The proposal, however, worries student advocates, parents and teachers alike. Khalil Hauser, a 17-year-old junior at Perry High School and member of the Superintendent’s Student Advisory Council, told the Tribune-Review he thinks current safety policies work just fine.
“I think a lot of students will be upset by it,” he told the newspaper. “They will feel threatened.”
Harold Jordan, a senior policy advocate for the American Civil Liberties Union of Pennsylvania based in Philadelphia, also criticized the policy’s negative perception among students, particularly those of color. His organization currently collaborates with districts to examine student-police interactions and determine whether law enforcement intervention was even necessary.

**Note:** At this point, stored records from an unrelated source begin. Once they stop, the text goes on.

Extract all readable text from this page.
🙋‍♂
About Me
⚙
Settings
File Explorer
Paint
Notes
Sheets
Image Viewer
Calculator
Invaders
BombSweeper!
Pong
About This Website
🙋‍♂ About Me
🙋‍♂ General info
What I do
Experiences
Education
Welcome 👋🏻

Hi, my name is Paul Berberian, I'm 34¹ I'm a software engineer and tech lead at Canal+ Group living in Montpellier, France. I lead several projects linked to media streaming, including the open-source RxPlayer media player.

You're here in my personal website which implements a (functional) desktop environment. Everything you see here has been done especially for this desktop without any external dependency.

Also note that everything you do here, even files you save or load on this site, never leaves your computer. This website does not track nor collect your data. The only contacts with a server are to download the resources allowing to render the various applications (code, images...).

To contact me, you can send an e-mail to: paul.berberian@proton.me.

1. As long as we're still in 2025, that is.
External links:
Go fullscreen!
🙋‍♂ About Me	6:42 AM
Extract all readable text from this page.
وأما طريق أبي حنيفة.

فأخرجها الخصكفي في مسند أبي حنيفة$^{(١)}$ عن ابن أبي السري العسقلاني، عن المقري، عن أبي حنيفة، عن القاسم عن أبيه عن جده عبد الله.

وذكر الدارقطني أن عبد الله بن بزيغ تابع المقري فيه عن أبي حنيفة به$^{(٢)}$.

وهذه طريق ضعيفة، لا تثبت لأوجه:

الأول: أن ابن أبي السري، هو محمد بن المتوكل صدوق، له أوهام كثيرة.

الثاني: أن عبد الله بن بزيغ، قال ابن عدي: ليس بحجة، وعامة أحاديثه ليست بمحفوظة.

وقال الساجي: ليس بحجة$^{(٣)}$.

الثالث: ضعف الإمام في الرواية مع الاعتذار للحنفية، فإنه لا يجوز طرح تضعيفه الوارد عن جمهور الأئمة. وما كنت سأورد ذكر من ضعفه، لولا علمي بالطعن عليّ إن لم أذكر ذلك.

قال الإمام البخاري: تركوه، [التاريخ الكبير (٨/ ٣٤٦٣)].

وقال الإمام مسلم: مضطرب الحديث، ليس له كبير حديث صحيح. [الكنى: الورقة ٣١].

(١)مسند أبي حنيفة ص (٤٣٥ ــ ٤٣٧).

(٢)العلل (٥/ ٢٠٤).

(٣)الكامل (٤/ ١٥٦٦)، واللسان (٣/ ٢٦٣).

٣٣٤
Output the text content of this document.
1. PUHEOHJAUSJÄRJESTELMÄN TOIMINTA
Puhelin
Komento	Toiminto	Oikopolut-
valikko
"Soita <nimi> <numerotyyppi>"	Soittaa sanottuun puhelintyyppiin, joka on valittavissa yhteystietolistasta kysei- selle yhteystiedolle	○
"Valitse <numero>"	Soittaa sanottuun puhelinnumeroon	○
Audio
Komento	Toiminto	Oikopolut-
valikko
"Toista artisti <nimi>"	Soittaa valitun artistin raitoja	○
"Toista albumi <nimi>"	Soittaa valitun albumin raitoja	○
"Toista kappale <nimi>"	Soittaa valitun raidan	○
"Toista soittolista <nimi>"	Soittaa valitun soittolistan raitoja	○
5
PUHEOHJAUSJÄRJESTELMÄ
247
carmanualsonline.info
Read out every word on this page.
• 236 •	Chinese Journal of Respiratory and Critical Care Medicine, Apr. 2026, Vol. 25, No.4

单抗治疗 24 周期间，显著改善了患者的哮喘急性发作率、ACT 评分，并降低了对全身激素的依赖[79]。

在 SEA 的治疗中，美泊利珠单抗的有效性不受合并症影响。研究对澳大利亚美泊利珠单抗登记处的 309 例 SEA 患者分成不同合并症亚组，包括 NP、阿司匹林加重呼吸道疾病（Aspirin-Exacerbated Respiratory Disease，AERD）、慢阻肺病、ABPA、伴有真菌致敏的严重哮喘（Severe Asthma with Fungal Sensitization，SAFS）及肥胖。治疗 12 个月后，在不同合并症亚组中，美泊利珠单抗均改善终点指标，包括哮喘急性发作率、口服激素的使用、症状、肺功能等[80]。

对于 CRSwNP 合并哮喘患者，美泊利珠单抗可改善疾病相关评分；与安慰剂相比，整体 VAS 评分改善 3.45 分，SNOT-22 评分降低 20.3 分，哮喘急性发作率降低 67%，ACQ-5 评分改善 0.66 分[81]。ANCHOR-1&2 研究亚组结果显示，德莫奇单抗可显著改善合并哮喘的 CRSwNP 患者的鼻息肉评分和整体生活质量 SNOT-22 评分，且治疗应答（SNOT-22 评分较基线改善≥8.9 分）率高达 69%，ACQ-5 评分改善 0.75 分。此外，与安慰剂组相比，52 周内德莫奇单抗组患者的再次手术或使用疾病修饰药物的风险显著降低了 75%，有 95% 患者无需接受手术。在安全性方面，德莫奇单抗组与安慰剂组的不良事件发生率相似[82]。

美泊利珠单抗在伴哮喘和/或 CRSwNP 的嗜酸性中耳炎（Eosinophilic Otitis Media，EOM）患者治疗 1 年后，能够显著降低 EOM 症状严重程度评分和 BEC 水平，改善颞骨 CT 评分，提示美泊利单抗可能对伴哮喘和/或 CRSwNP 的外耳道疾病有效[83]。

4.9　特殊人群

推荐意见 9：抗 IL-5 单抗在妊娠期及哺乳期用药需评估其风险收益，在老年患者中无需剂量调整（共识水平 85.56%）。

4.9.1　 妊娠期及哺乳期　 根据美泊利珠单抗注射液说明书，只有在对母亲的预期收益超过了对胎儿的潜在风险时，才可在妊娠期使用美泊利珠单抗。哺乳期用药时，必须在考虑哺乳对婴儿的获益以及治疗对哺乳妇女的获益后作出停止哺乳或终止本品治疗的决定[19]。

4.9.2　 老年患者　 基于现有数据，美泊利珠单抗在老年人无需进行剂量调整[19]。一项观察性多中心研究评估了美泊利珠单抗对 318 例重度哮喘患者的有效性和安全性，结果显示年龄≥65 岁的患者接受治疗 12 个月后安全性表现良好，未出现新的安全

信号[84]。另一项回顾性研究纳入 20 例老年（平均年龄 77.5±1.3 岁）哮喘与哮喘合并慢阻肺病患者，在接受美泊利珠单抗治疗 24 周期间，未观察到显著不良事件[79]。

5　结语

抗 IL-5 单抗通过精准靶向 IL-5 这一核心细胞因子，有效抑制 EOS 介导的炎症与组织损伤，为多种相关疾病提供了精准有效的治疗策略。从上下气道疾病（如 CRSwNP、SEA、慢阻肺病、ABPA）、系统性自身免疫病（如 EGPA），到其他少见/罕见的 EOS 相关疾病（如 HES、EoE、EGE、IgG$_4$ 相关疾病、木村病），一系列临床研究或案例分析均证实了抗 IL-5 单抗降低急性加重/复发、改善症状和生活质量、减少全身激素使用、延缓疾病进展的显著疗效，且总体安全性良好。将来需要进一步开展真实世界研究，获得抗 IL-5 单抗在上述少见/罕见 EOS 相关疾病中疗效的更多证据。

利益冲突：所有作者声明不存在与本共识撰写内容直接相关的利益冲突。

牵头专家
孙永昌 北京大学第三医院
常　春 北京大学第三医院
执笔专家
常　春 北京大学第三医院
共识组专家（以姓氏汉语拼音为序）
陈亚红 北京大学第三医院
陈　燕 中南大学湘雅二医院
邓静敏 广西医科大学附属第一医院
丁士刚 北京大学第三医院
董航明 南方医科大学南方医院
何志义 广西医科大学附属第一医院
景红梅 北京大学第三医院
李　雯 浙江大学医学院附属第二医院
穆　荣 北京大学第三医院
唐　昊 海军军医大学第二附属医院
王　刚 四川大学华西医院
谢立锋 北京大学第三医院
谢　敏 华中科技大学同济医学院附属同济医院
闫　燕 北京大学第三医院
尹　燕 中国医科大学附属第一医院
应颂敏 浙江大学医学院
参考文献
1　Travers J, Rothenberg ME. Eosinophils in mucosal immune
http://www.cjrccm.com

“What’s happening in a lot of school districts around the state and around the country is that there is a recognition that students of color, in particular African-American students and students with disabilities, are having much more contact with police,” he said. “That’s the conversation that’s going on. Not how you can add more weapons to schools as a solution to that. That’s what’s disturbing to me about this proposal.”
Kim Stolfer, president of Firearm Owners Against Crime, supported the policy, citing the Parkland massacre in February and a 2014 stabbing at Franklin Regional High School — located just 20 miles west of the city — as two incidents better resolved if armed resource officers had intervened.
“I encourage you and implore you, please understand that the officers’ lives are important, as are the rest of the children that they protect,” he said. “And failing to do that could be a public relations disaster if something like Parkland happens here.”
The Pittsburgh Public School Board will vote on the proposal Wednesday, according to agenda documents.